Airbus and Boeing ended the Dubai Airshow head to head on Wednesday after bagging major orders as the European producer widened the gap on its US rival by promoting eco-friendly, single-aisle jets.
The prestigious aviation show was kicked off with a record order by Emirates for 50 Boeing long-range 777-300ER jetliners, in an $18-billion deal that also confirmed the Dubai-based carrier as the largest operator of 777s.
And the American manufacturer topped off its single largest dollar-value order with the sale of two 777 freighters to Qatar Airways for $560 million.
Airbus meanwhile had to endure apparently tough last-minute talks with Qatar Airways for a large order anticipated since June.
The Gulf carrier’s chief Akbar al-Baker cancelled a commercial announcement with the European company on Tuesday, and went instead to a joint news conference with Boeing, lashing out at Airbus by saying the manufacturer was “still learning how to make airplanes.”
Few hours later, he turned up all smiles for a joint briefing with Airbus, announcing the long-awaited order which gave a large boost to the recently launched A320neo fuel-efficient jetliner, of which he ordered 50.
In addition, he doubled the carrier’s order for the A380 superjumbo to 10. The total deal is valued at $6.4 billion at list price.
Airbus sold 50 other A320neos to the Kuwait-based leasing firm ALAFCO for $4.6 billion and 30 others to US-based lessor Aviation Capital Group for $2.7 billion.
Meanwhile, Florida-based carrier Spirit Airlines signed a preliminary agreement for 45 A320neos, in addition to 30 A320s with sharklet wingtips, in a deal valued at $6.7 billion.
Airbus said Wednesday its sales of the recently launched fuel-efficient A320neo single-aisle jetliner have climbed to 1,268 units, including 130 ordered at Dubai Airshow this week.
“Our A320neo has again been the star of the show,” Airbus commercial director John Leahy said on the fourth day of the show which concludes Thursday.
Launched in December 2010 and scheduled to enter service in October 2015, the new version of the A320 family has a list of 21 customers, with AirAsia being the largest single customer after ordering 200 planes.
Five customers have also signed memorandums of understanding for 152 aircraft, bringing the total number to 1,420 units, making it the fastest selling aircraft ever, according to its maker.
Airbus says the A320neo airliner will deliver a 15 percent cut in fuel consumption thanks to the latest generation engines and large sharklets devices.
In August, Airbus’ US rival Boeing, launched its 737 MAX single-aisle aircraft, which builds on its 737 Next-Generation to be more fuel efficient.
The 737 MAX promises a 16 percent improvement in fuel use per seat compared to current competitors and is expected in service in 2017.
The Seattle-based manufacturer has received orders and commitments for 700 units so far, Boeing deputy marketing director Randy Tineth told AFP.
“We have some catching up to do.
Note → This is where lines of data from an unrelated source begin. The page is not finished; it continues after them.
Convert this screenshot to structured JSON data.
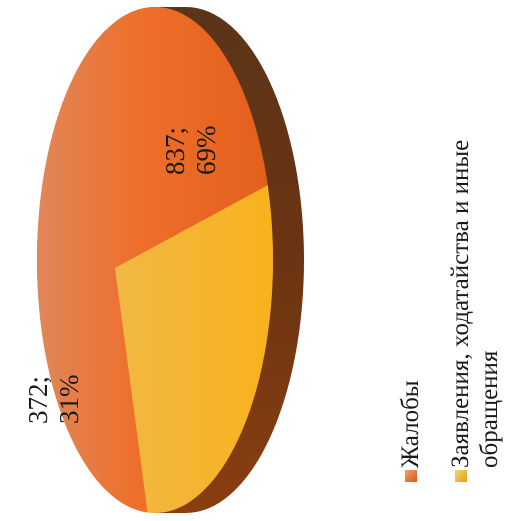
{
  "chart_data": {
    "type": "pie",
    "title": "",
    "series": [
      {
        "name": "Жалобы",
        "value": 837,
        "percent": "69%",
        "label_value": "837;",
        "label_percent": "69%",
        "color": "#ED6E28",
        "side_color": "#5A2E14"
      },
      {
        "name": "Заявления, ходатайства и иные обращения",
        "value": 372,
        "percent": "31%",
        "label_value": "372;",
        "label_percent": "31%",
        "color": "#F8B524",
        "side_color": "#B07A10"
      }
    ],
    "legend": {
      "position": "right",
      "orientation": "rotated-90",
      "items": [
        {
          "lines": [
            "Жалобы"
          ],
          "color": "#ED6E28"
        },
        {
          "lines": [
            "Заявления, ходатайства и иные",
            "обращения"
          ],
          "color": "#F8B524"
        }
      ]
    },
    "style": "3d-pie-rotated"
  }
}
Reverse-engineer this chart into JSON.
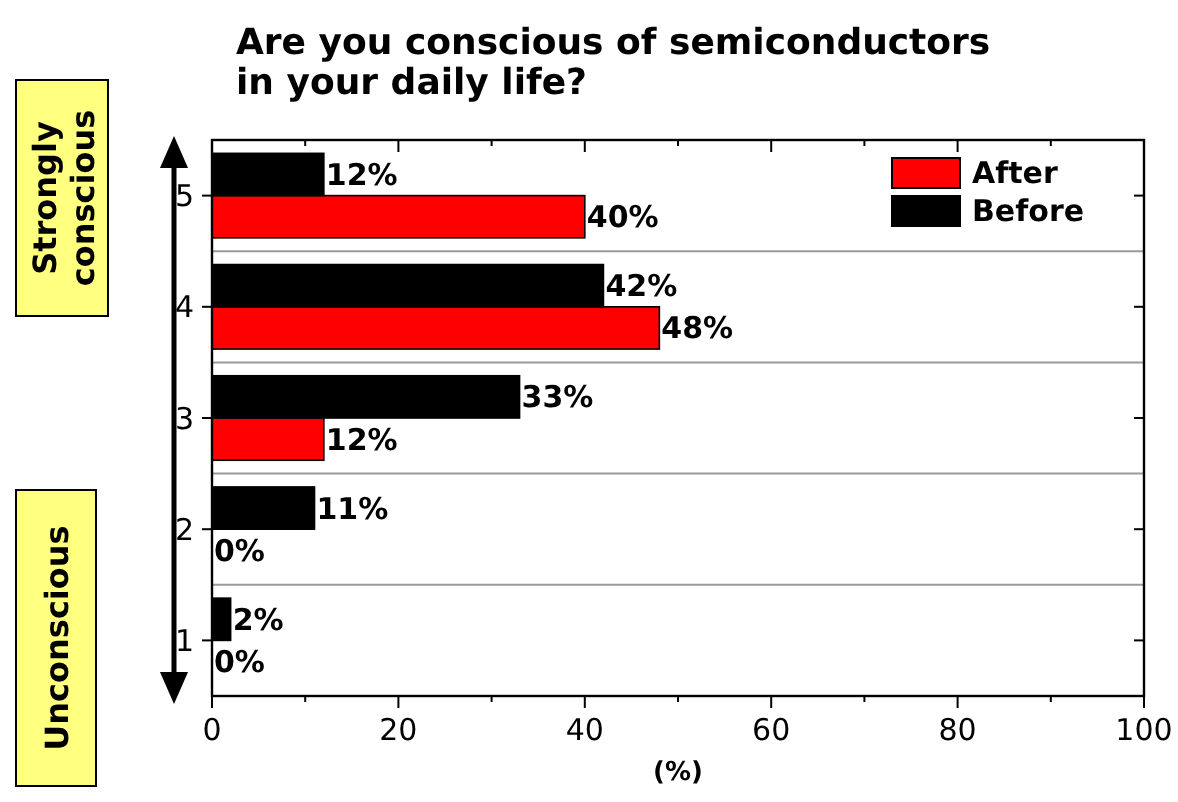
{
  "chart_data": {
    "type": "bar",
    "orientation": "horizontal",
    "title": "Are you conscious of semiconductors in your daily life?",
    "xlabel": "(%)",
    "categories": [
      "5",
      "4",
      "3",
      "2",
      "1"
    ],
    "series": [
      {
        "name": "After",
        "color": "#ff0000",
        "values": [
          40,
          48,
          12,
          0,
          0
        ],
        "value_labels": [
          "40%",
          "48%",
          "12%",
          "0%",
          "0%"
        ]
      },
      {
        "name": "Before",
        "color": "#000000",
        "values": [
          12,
          42,
          33,
          11,
          2
        ],
        "value_labels": [
          "12%",
          "42%",
          "33%",
          "11%",
          "2%"
        ]
      }
    ],
    "xlim": [
      0,
      100
    ],
    "xticks": [
      0,
      20,
      40,
      60,
      80,
      100
    ],
    "grid": "y",
    "legend": "top right",
    "annotations": [
      "Strongly conscious",
      "Unconscious"
    ]
  }
}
But we will go back up to a 50 percent (single-aisle) market share, and then push the envelope to see if we can go beyond that,” he said.
Leahy acknowledged that Airbus would not maintain its current large share in the market for the single-aisle, eco-friendly aircraft, which he put at 70 percent.
“We really don’t want to be at the level we are today in terms of market share. We would like to keep our market share in a band of 50 to 60 percent range. I think that is a sustainable situation in a duopoly,” he told reporters.
But in the case of wide-body aircraft, the Emirates’ order of 50 B777 from Boeing showed Airbus to be losing ground due to the delay in the production of its A350.
“The A350 took a blow this week. When companies order that many 777s, they are going to stay with for a while,” said analyst Richard Aboulafi from US-based group Teal.
He said that “Airbus had been ahead in terms of wide-bodies in the region.”
Emirates had placed firm orders for 50 A350-900s and 20 A350-1000s, and took options for 50 A350-900s in 2007, a year after the aircraft was launched.
But its manufacturer announced last week a delay of six months, with first deliveries pushed back to the first half of 2014.
Boeing’s Tinseth praised the 777 which could carry 365 passengers, saying it had a year of an incredible success. Boeing grabbed 184 orders for this type in 2011, breaking the 154 record reached in 2005.
The two manufacturers meanwhile sounded upbeat about prospects for growth in the Middle East market over the next two decades.
Airbus forecast Middle East carriers will require 1,921 new passenger and freighter planes between 2011 and 2030, valued at $347.4 billion, of which 1,882 would be passenger planes.
Boeing was even more upbeat, projecting a Middle East market of $450 billion with demand for 2,520 aircraft by 2030.